Rhodium-103 Self-Powered Neutron Detectors (SPNDs) are used in typical Pressurized Water Reactors (PWRs) for flux measurement. They are slow responding neutron detectors. The slow response of Rhodium-103 SPND restricts its direct use for monitoring, control and determination of parameters like neutron flux distribution, local flux peaking. These reactor parameters are indirectly calculated in terms of Departure from Nucleate Boiling Ratio (DNBR) & Linear Heat Generation Rate (LHGR), so that the extracted power limits from Fuel Assembly do not exceed the design limit. Whereas benefits offered by Rhodium-103 SPNDs like simple response, ease in handling and replacement from core etc., make them suitable candidates for this applications.
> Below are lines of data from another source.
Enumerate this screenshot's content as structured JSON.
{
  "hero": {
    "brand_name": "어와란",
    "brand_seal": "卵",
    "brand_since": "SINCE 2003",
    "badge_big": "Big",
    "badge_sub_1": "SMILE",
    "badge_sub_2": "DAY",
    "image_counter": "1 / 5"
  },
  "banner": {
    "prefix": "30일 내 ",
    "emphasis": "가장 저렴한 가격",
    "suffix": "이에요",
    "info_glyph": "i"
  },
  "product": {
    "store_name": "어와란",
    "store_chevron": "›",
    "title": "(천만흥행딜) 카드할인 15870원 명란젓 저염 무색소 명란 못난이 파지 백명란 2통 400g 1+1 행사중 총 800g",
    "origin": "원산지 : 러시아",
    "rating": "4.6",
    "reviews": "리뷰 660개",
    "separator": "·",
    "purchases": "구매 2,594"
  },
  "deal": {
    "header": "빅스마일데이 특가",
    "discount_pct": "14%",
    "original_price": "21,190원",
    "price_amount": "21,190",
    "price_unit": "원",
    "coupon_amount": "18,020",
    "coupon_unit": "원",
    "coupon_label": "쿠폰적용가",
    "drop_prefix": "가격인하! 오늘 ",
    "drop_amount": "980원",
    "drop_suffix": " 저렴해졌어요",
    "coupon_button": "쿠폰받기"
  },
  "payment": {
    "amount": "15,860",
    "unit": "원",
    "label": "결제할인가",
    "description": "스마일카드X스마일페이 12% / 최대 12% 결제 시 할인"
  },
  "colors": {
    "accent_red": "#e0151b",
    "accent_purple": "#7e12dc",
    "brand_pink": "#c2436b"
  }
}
In this paper, the goal is to develop a Discrete-Time Kalman Filter (DTKF) based delay compensator to improve the response time of Rhodium-103 SPNDs. The simulation results of delay compensation algorithm of Rhodium-103 SPND are compared with the collected data from 1000 MWe VVER units-1&2, Kudankulam, India. It is established that the simulation output is in very good agreement with the prompt responding Ex-core (Ion chamber) detectors. This puts the possibility of using Rhodium-103 detectors for fuel health monitoring inside reactor core.